Whitt, who was the first to respond to the fire, said crews were successful in keeping the tanker cool since it caught fire Tuesday.

"If we didn't put water on tank, and protect integrity of tank, outcome would not have been as positive," he said.

He added the crews used up to 5,000 gallons of water per minute to keep the tank cool.

Earlier, the American Red Cross said 270 people had taken shelter in three evacuation centers.

Leslie Reyes and her husband, a city maintenance worker, spent the night in their van outside the Lincoln Community Center, one of the three shelters. Her oldest son slept outside next to the van while three other children were placed with family and friends.

She said they chose to stay outside because they were not allowed to bring in their 2 1/2-year-old toy rat terrier.

Reyes, 35, said she got a call at home Tuesday from her husband to evacuate. A short time later, an officer came to evacuate their street.

"At that point, I told my kids grab your memorables, pictures, things that are near and dear to your heart," Reyes said.

She said she appreciates the precaution despite the inconvenience. Reyes said she plans to relocate her family to her mother's in Antelope, about 15 miles away.
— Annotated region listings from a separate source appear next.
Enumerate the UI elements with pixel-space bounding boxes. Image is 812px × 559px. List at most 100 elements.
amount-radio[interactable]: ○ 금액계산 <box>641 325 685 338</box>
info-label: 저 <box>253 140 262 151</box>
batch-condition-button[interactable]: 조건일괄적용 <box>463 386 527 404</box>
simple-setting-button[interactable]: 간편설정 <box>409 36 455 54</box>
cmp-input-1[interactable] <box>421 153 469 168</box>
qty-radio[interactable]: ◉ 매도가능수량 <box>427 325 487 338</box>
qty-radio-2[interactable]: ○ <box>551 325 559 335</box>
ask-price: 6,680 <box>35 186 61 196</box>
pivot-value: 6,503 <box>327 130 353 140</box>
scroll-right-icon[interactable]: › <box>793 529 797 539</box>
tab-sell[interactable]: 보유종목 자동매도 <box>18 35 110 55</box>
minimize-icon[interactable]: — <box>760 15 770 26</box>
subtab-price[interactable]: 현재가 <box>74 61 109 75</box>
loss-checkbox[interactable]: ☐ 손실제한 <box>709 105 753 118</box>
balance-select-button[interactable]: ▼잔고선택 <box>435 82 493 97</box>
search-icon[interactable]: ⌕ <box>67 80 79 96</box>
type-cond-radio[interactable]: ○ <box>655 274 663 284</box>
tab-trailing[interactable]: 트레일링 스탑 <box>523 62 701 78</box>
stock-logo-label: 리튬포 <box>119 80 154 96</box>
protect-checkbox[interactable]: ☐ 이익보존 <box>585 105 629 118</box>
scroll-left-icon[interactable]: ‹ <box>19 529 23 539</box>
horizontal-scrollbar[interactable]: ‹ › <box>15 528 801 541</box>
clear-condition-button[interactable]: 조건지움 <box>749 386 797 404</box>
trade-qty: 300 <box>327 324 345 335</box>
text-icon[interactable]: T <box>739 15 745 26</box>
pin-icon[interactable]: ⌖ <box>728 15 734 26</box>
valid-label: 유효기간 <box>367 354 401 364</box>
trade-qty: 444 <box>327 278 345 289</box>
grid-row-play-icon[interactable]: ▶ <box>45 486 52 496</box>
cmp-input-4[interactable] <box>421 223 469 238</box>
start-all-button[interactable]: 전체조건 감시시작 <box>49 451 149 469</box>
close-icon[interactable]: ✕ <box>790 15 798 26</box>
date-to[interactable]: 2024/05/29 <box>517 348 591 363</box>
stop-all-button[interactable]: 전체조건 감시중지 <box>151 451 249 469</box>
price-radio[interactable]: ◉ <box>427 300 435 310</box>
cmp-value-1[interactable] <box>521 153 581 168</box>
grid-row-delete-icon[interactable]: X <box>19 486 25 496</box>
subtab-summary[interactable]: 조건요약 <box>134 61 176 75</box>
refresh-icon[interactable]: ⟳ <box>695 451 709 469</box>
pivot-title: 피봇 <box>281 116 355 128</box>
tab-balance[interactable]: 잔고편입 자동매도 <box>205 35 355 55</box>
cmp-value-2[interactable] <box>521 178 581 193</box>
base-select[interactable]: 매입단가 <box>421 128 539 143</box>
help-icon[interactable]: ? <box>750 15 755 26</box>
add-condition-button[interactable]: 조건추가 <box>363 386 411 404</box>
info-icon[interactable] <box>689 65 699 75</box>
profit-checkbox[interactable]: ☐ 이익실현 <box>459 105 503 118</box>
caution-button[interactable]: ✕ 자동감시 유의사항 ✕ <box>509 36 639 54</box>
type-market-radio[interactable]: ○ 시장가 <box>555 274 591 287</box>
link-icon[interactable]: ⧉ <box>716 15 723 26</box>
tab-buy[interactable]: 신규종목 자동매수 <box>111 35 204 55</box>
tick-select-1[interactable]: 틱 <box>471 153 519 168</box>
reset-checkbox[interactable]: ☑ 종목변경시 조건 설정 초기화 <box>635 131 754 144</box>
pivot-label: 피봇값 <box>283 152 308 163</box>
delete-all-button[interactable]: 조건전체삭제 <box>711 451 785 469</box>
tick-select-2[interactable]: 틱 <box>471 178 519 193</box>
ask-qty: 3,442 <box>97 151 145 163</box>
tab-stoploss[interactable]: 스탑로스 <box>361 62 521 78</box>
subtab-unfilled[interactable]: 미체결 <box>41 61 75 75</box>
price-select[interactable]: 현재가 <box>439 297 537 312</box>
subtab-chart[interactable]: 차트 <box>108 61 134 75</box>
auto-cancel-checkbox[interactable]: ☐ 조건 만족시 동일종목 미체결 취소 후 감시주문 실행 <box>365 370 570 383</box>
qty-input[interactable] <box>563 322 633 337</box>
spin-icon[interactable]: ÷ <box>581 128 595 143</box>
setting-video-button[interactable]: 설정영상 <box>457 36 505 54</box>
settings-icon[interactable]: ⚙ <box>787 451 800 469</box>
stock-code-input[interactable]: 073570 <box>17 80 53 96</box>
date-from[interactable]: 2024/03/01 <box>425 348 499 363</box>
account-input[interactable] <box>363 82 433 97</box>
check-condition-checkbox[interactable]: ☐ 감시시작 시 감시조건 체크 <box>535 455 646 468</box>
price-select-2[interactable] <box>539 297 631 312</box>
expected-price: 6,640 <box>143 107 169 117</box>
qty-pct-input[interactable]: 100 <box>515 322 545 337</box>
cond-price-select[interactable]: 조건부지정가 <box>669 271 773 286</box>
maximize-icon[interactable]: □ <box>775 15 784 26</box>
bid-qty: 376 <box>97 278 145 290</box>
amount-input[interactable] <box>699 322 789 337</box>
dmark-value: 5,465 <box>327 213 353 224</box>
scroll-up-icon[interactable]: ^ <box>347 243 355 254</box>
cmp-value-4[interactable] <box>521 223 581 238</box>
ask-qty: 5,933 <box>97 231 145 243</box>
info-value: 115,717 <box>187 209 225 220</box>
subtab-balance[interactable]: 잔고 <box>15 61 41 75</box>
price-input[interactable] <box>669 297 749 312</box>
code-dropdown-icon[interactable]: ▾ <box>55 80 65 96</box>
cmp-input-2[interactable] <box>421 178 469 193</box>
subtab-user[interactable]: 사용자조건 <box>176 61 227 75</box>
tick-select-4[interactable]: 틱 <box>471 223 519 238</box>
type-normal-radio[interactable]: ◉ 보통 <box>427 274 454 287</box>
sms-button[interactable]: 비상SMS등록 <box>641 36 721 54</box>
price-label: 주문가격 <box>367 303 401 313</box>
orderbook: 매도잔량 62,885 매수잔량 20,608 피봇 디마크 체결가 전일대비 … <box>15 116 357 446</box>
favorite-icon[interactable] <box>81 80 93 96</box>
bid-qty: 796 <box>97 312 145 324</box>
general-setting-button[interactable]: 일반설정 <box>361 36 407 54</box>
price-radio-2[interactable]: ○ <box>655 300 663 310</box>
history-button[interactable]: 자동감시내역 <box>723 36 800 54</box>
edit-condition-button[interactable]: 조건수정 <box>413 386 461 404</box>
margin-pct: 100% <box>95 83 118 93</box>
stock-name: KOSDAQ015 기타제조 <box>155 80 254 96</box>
"Of course I would rather go home but it's better to be safe," Reyes said.

Roza Calderon, who lives with her family about a block away from the propane yard where the tanker was burning, described flames as high as utility lines before she evacuated.

"It was a big flame. It was getting worse," she said.

The 26-year-old accountant said she was staying with her husband, daughter and mother at a hotel in Sacramento.